Зандер беззаботно ухмыляется мне. Он ни секунды не беспокоился о том, как его здесь примут. Он просто появляется здесь, плечи откинуты назад, средний палец поднят вверх на весь остальной мир и ожидает, что я буду рад его видеть. Ну, ублюдок глубоко заблуждается. Он был готов к первому удару кулака, который я ему послал. Я остановил второй. Третий появляется из ниоткуда и застает нас обоих врасплох. Мой кулак соединяется с его челюстью, приземляясь тяжело и жестко, прямо туда, куда он показал мне ударить, когда-то давно.

Боль пронзает мою руку подобно огненному столбу, оседая в моем плечевом суставе и пронзая нервные окончания в моей шее. Причинение вреда кому-то другому всегда заканчивается тем, что вредит и вам, так или иначе. Это естественный порядок вещей. Действие и следствие. Я наслаждаюсь пульсирующей болью в моей руке, радостно приветствуя ее, с готовностью принимаю компромисс, когда глаза Зандера Хокинса закатываются назад, и он падает на гребаную землю.
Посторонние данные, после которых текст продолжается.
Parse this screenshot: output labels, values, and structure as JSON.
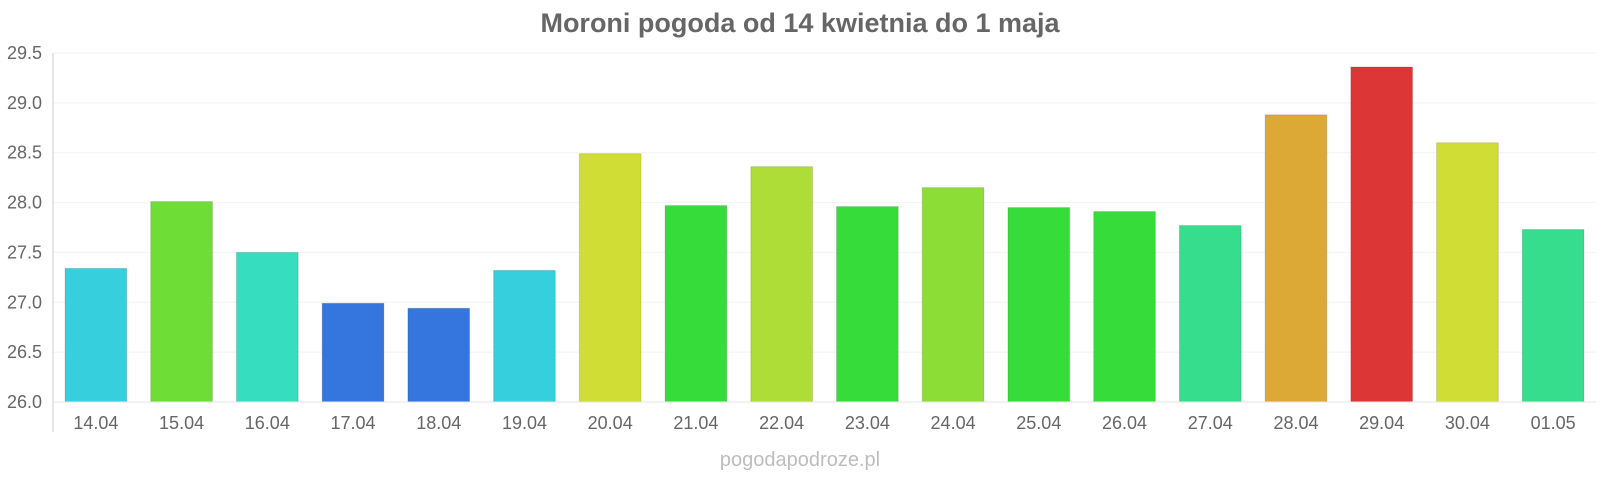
{
  "chart_data": {
    "type": "bar",
    "title": "Moroni pogoda od 14 kwietnia do 1 maja",
    "xlabel": "",
    "ylabel": "",
    "ylim": [
      26.0,
      29.5
    ],
    "yticks": [
      "26.0",
      "26.5",
      "27.0",
      "27.5",
      "28.0",
      "28.5",
      "29.0",
      "29.5"
    ],
    "grid": true,
    "legend": "none",
    "categories": [
      "14.04",
      "15.04",
      "16.04",
      "17.04",
      "18.04",
      "19.04",
      "20.04",
      "21.04",
      "22.04",
      "23.04",
      "24.04",
      "25.04",
      "26.04",
      "27.04",
      "28.04",
      "29.04",
      "30.04",
      "01.05"
    ],
    "values": [
      27.34,
      28.01,
      27.5,
      26.99,
      26.94,
      27.32,
      28.49,
      27.97,
      28.36,
      27.96,
      28.15,
      27.95,
      27.91,
      27.77,
      28.88,
      29.36,
      28.6,
      27.73
    ],
    "colors": [
      "#36cfdd",
      "#6edd36",
      "#36ddbf",
      "#3476dd",
      "#3476dd",
      "#36cfdd",
      "#cfdd34",
      "#36dd3a",
      "#addd36",
      "#36dd3a",
      "#8cdd36",
      "#36dd3a",
      "#36dd3a",
      "#36dd8c",
      "#dda936",
      "#dd3636",
      "#cfdd34",
      "#36dd8c"
    ]
  },
  "watermark": "pogodapodroze.pl"
}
Вообще я редко курю. Время от времени, когда особенно раздражен, я закуриваю и смакую одну-единственную сигарету, размышляя о темных мыслях, позволяя себе всю длину этой сигареты бушевать и беситься, чтобы упорядочить мысли в моей голове и привести мир в порядок. Но когда я затушу её, все будет кончено. Я пожимаю плечами, выбираясь из темноты, отбрасывая прочь гнев, и умываю руки от любого насилия, которое позволил себе впустить в свои вены. Обычно я становлюсь намного спокойнее к тому времени, когда завершаю ритуал, но сегодня этого спокойствия, черт возьми, нигде не видно.

Я курю сигарету номер пять и все еще не могу остановить свое колено, которое подпрыгивает, как отбойный молоток. Какого хрена он здесь делает? Какого хрена ему надо? И почему, черт возьми, он околачивается здесь, чтобы увидеть меня? К тому времени, как Зандер шевелится, стоянка у бара почти пуста. Он стонет на заднем сиденье, хлопая себя по лицу тыльной стороной ладони, как будто пытается отогнать рой мух.

— Блин, какого хрена, Моретти?

Я выдыхаю полную грудь дыма и щелчком выбрасываю окурок в окно. Он шипит, когда падает на снег.

— Брось это дерьмо. Уже поздно, и я очень устал. Ты прекрасно знаешь, почему я тебя ударил.

Он хватается за подголовник кресла перед собой, используя его как рычаг, чтобы выпрямиться. Я чертовски доволен собой, когда замечаю темную тень синяка, который уже формируется вдоль его челюсти.

— Если ты все еще злишься из-за Хорхе, то ты просто тупица, — жалуется он, потирая затылок. — Это было ирландское прощание.

Я пристально смотрю на него в зеркало заднего вида.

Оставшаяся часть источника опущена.